The significant increase in the gas limit this time is mainly aimed at blob transactions. A blob is a new type of data structure introduced by EIP-4844 (also known as Proto-Danksharding), specifically designed for Layer 2 rollups. Layer 2 solutions need to submit a large amount of transaction data to the Ethereum mainnet to ensure security, and blobs provide a cheaper way to publish data compared to traditional calldata.

The expected blob capacity will rapidly double. The current target number of blobs per block on Ethereum is 3, with a maximum capacity of 6. After the Fusaka upgrade, combined with the increase in gas limits and the support of PeerDAS technology, the blob capacity is expected to double or even more. This will directly reduce the operating costs of Layer 2 networks, ultimately allowing end users to enjoy lower transaction fees.

From a technical perspective, increasing the gas limit requires careful balancing. The higher the limit, the longer the block processing time, which may increase the uncle block rate and network latency. Ethereum developers have confirmed through extensive simulations and testing that a gas limit of 150 million is safe and feasible under current network conditions. This is also thanks to the continuous optimization of client software over the past few years, enabling nodes to process larger blocks more efficiently.

2 million USD audit competition ensures security

Last month, the non-profit organization Ethereum Foundation launched a four-week audit competition for Fusaka, offering rewards of up to $2 million for security researchers who discover vulnerabilities before the Hard Fork reaches the Mainnet. This public bug bounty program is an important component of Ethereum's security strategy, mobilizing global security experts to participate in code reviews through economic incentives.

The $2 million bounty pool demonstrates the Ethereum Foundation's commitment to security. Bounties range from thousands to hundreds of thousands of dollars depending on the severity of the vulnerabilities. The highest level “Critical” vulnerabilities (which could lead to fund loss or network downtime) can receive the highest rewards. This tiered reward mechanism encourages researchers to dig deeper rather than just report surface issues.

The audit competition is conducted in an open and transparent manner, with participating security researchers from around the world, including professional audit firms, independent security experts, and white-hat hackers. During the competition, researchers can access the complete codebase and testing environment of Fusaka to simulate various attack scenarios. Discovered vulnerabilities will be reported confidentially to the Ethereum Foundation and will only be publicly disclosed after they have been fixed.

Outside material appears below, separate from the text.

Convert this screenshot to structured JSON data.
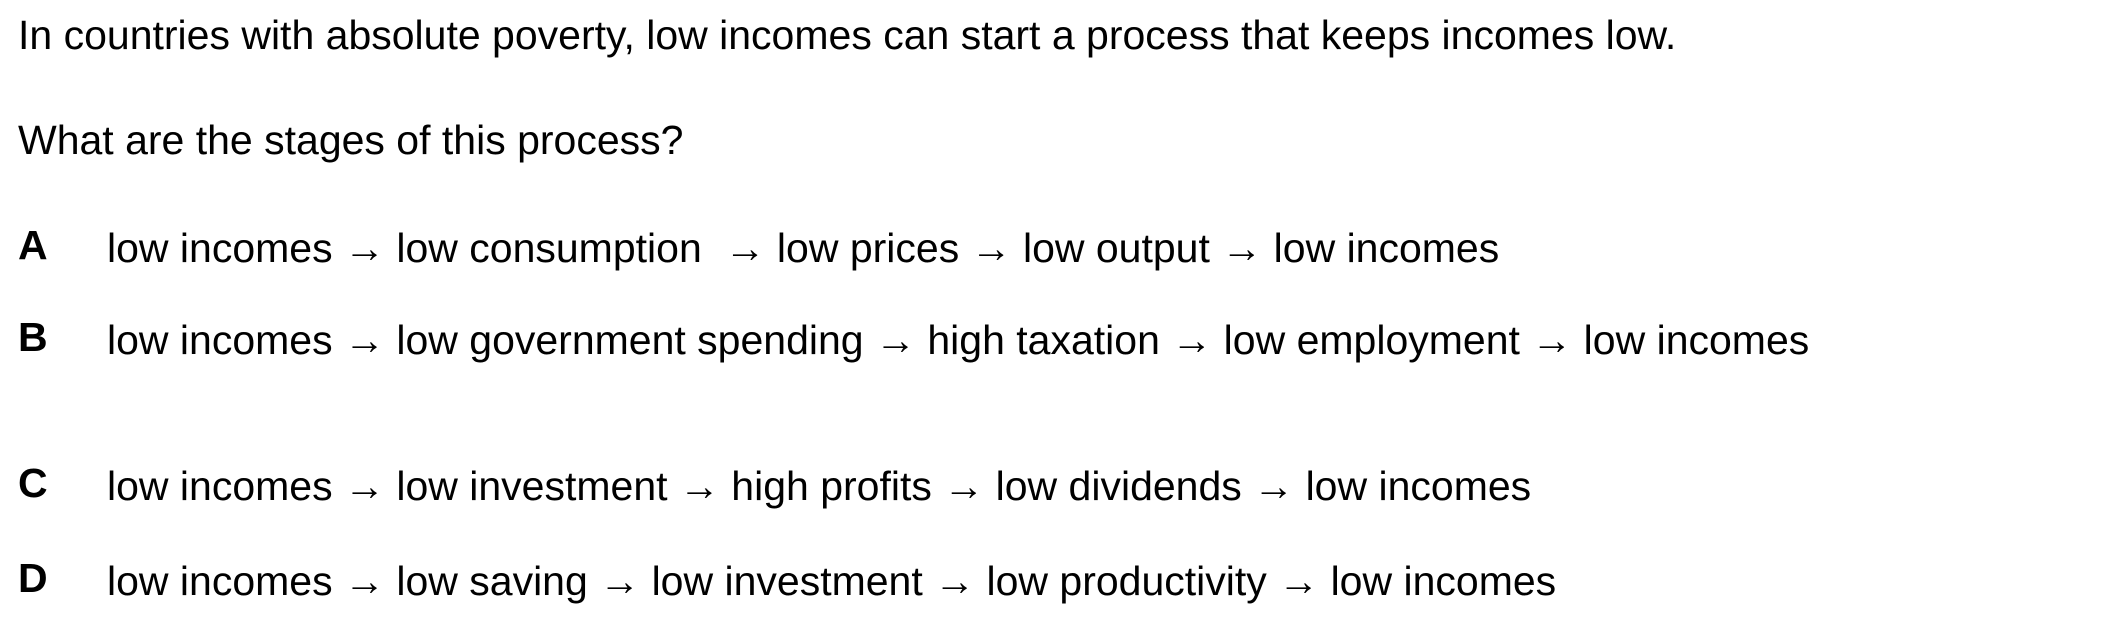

This proactive defense security strategy is far more effective than passively waiting for an attack to patch afterward. As a public chain managing hundreds of billions of dollars in assets, any security vulnerability in Ethereum could lead to catastrophic consequences. Through auditing competitions, Ethereum can not only identify technical vulnerabilities but also recognize potential economic attack vectors and governance risks.

Deep Impact on the Ethereum Ecosystem

The impact of the Fusaka upgrade on the Ethereum ecosystem is multi-layered. For the base chain, the PeerDAS technology and the increase in gas limits lay the groundwork for future expansion. These improvements are not the endpoint, but rather an important milestone towards full sharding (Full Danksharding).

For Layer 2 ecosystems, doubling the blob capacity means a significant reduction in operational costs. Mainstream Layer 2 networks like Arbitrum, Optimism, and zkSync heavily rely on blobs to publish transaction data. Cheaper data availability will directly translate to lower user transaction fees, enhancing the competitiveness and adoption rate of Layer 2.

For validators, PeerDAS reduces the hardware requirements for running nodes, which helps maintain the decentralized nature of Ethereum. Decentralization is the fundamental guarantee of blockchain security; if the threshold for validators is set too high, it could lead to the concentration of validation power in the hands of a few large institutions, threatening the network's censorship resistance.